Pac members included Busisa Moyo, Mutizwa, Tagwirei, Divine Ndhlukula, Zondo Sakala, Somkhosi Malaba, Lewis Musasike, Norbert Mugwagwa, Godfrey Sikipa, Remigius Makumbe, Simbarashe Mangwende, Lindiwe Sibanda Natalie Jabangwe, Aenias Chuma, Elisa Ravengai, Manikai, Kuzvinetsa Dzvimbo, Robson Mafoti, Herbert Nkala, Munyeza, Simon Hammond, Richard Wilde and Ncube.

Its coordination was to be done by Mfaro Moyo. Mtata refused to join from day one.

Pac has all but collapsed after becoming dysfunctional due to a number of reasons, including a disjuncture between the appointer and the appointees, and vastly incongruous expectations within the Zanu PF government that has remained unreconstructed and unreformed. 
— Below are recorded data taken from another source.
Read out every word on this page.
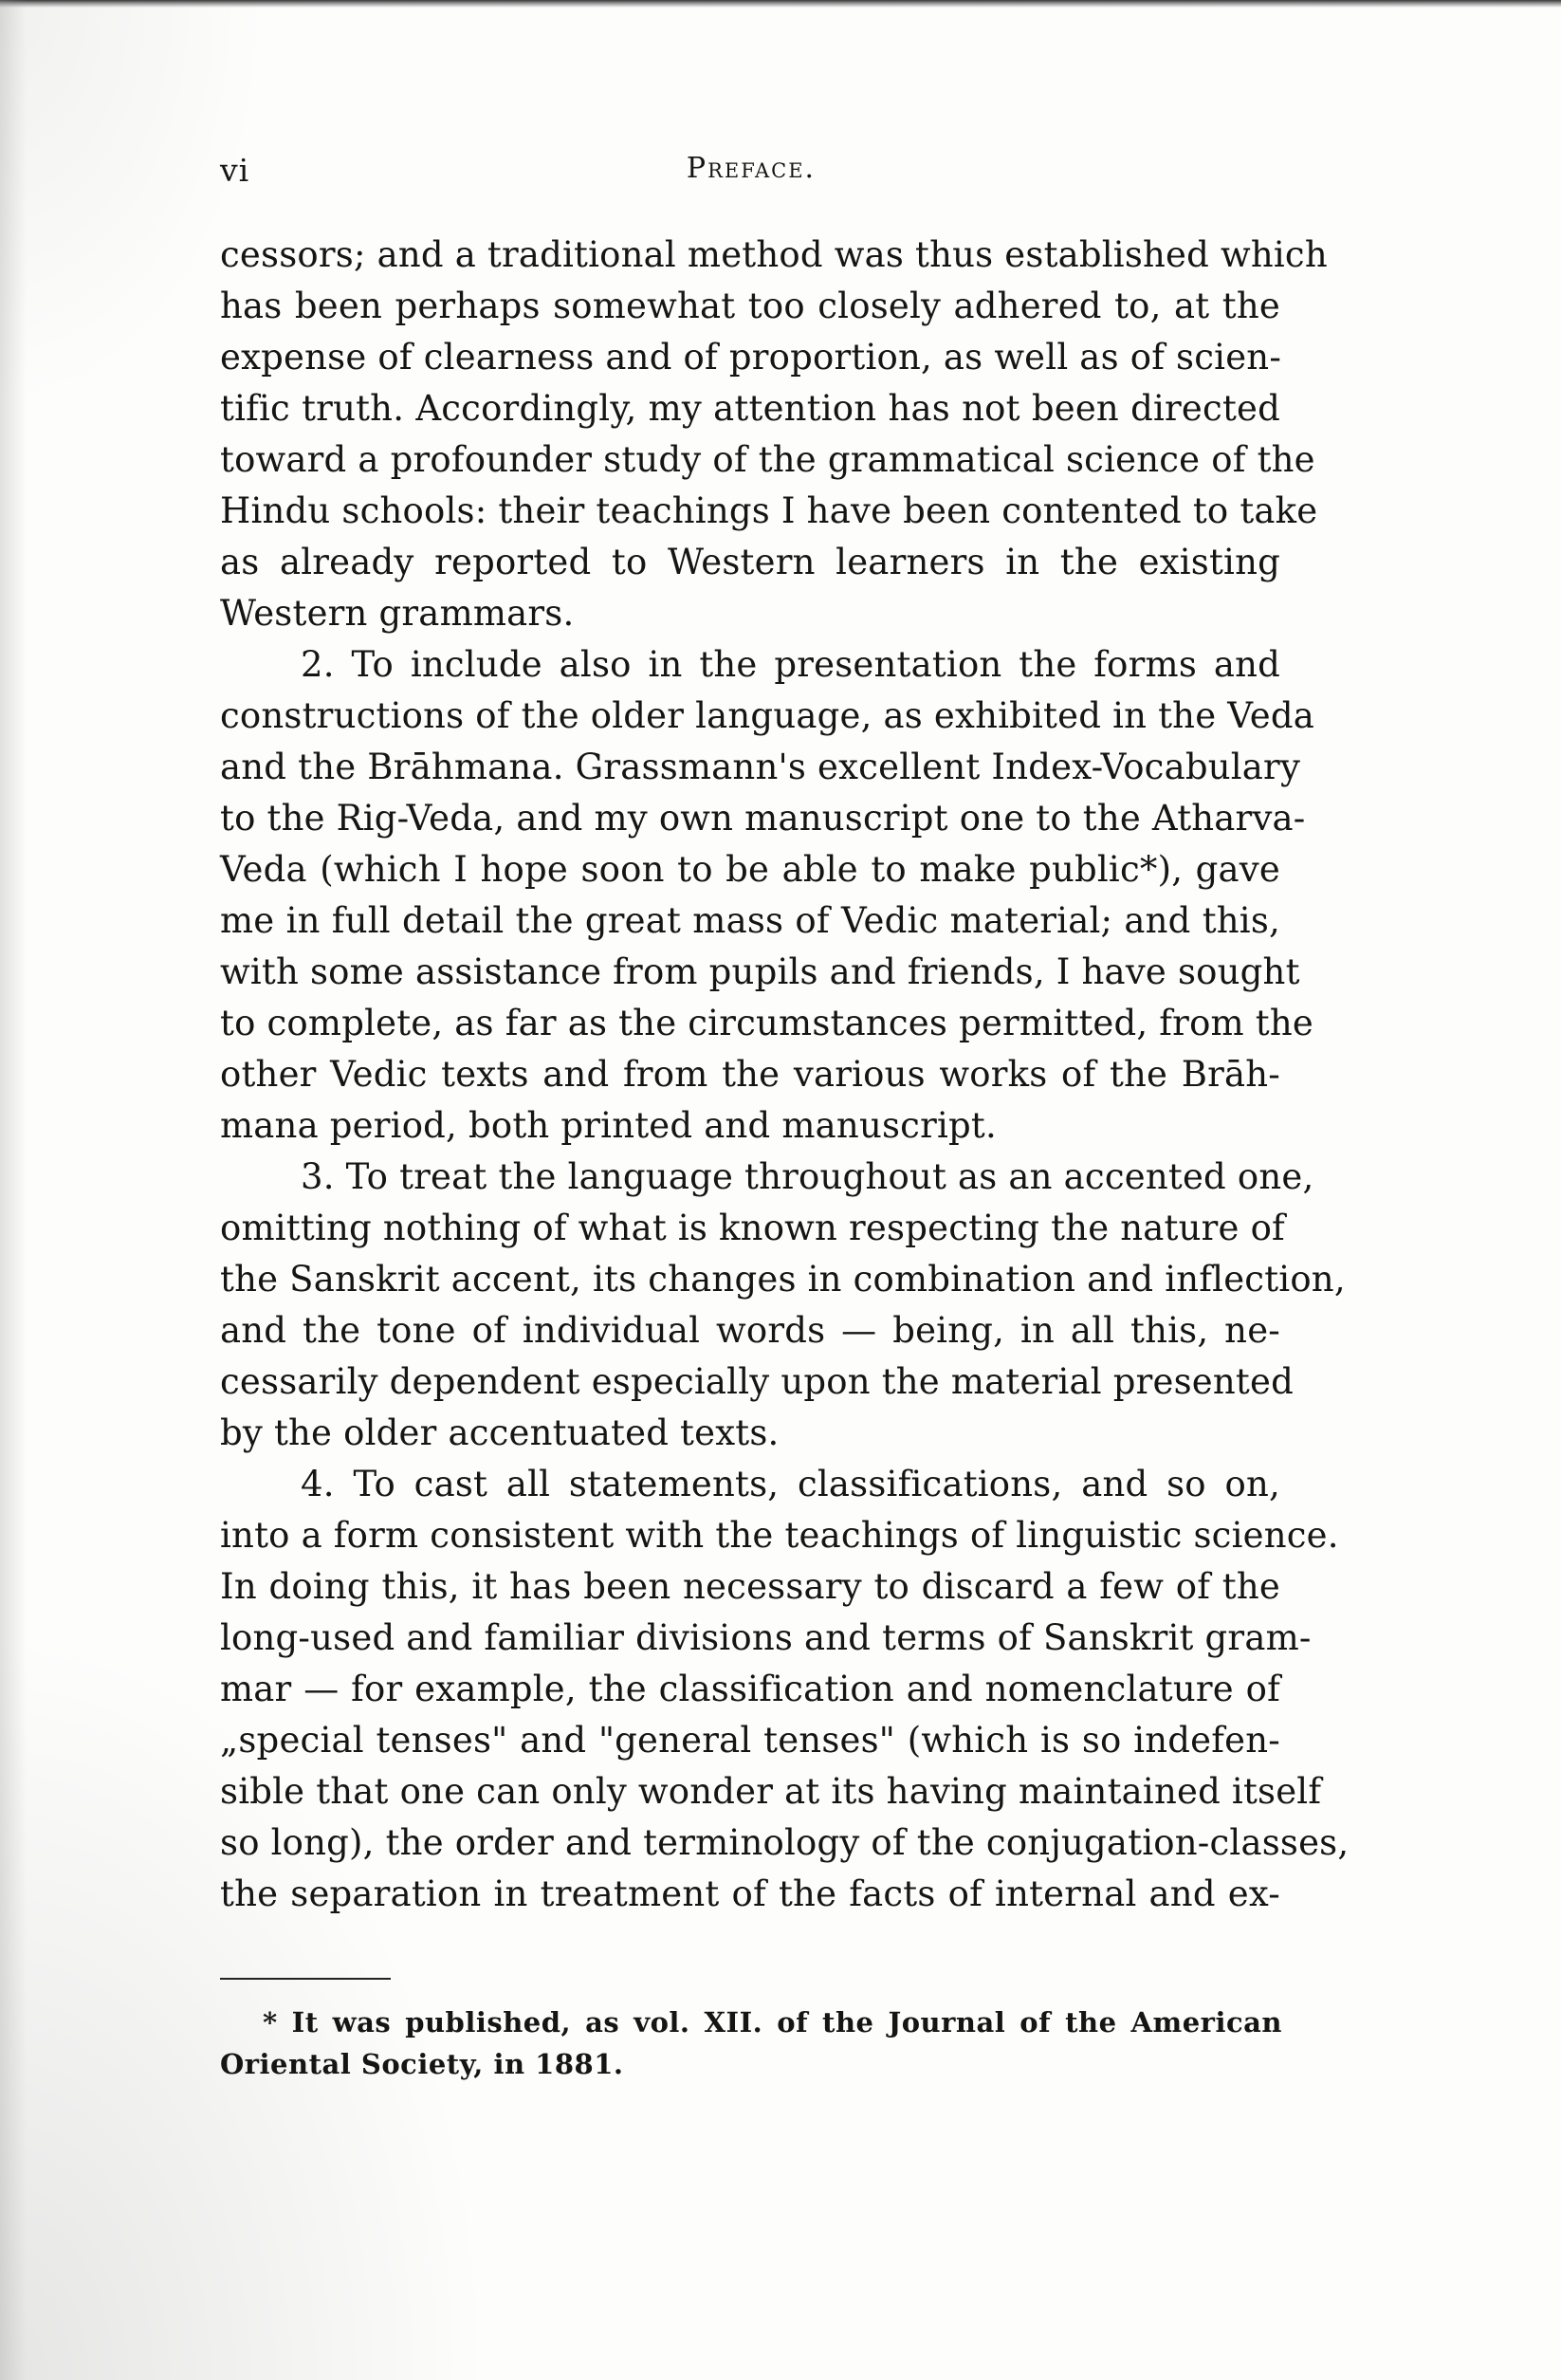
vi	Preface.
cessors; and a traditional method was thus established which
has been perhaps somewhat too closely adhered to, at the
expense of clearness and of proportion, as well as of scien-
tific truth. Accordingly, my attention has not been directed
toward a profounder study of the grammatical science of the
Hindu schools: their teachings I have been contented to take
as already reported to Western learners in the existing
Western grammars.
2. To include also in the presentation the forms and
constructions of the older language, as exhibited in the Veda
and the Brāhmana. Grassmann's excellent Index-Vocabulary
to the Rig-Veda, and my own manuscript one to the Atharva-
Veda (which I hope soon to be able to make public*), gave
me in full detail the great mass of Vedic material; and this,
with some assistance from pupils and friends, I have sought
to complete, as far as the circumstances permitted, from the
other Vedic texts and from the various works of the Brāh-
mana period, both printed and manuscript.
3. To treat the language throughout as an accented one,
omitting nothing of what is known respecting the nature of
the Sanskrit accent, its changes in combination and inflection,
and the tone of individual words — being, in all this, ne-
cessarily dependent especially upon the material presented
by the older accentuated texts.
4. To cast all statements, classifications, and so on,
into a form consistent with the teachings of linguistic science.
In doing this, it has been necessary to discard a few of the
long-used and familiar divisions and terms of Sanskrit gram-
mar — for example, the classification and nomenclature of
„special tenses" and "general tenses" (which is so indefen-
sible that one can only wonder at its having maintained itself
so long), the order and terminology of the conjugation-classes,
the separation in treatment of the facts of internal and ex-
* It was published, as vol. XII. of the Journal of the American
Oriental Society, in 1881.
Although desirable and used around the world to help presidents improve their leadership quality and make the right decisions to better serve their countries, the Pac concept in Zimbabwe was fatally flawed from the start due to incongruent expectations among its members. 

“Pac practically is dead awaiting burial. The problem was not the concept, but the main reason for its existence, which was for public relations purposes, and incongruent expectations of Mnangagwa and his advisers, at least some of them, and the implementation process that never worked from start to finish,” a Pac member told The NewsHawks. “That’s why it has fallen apart.”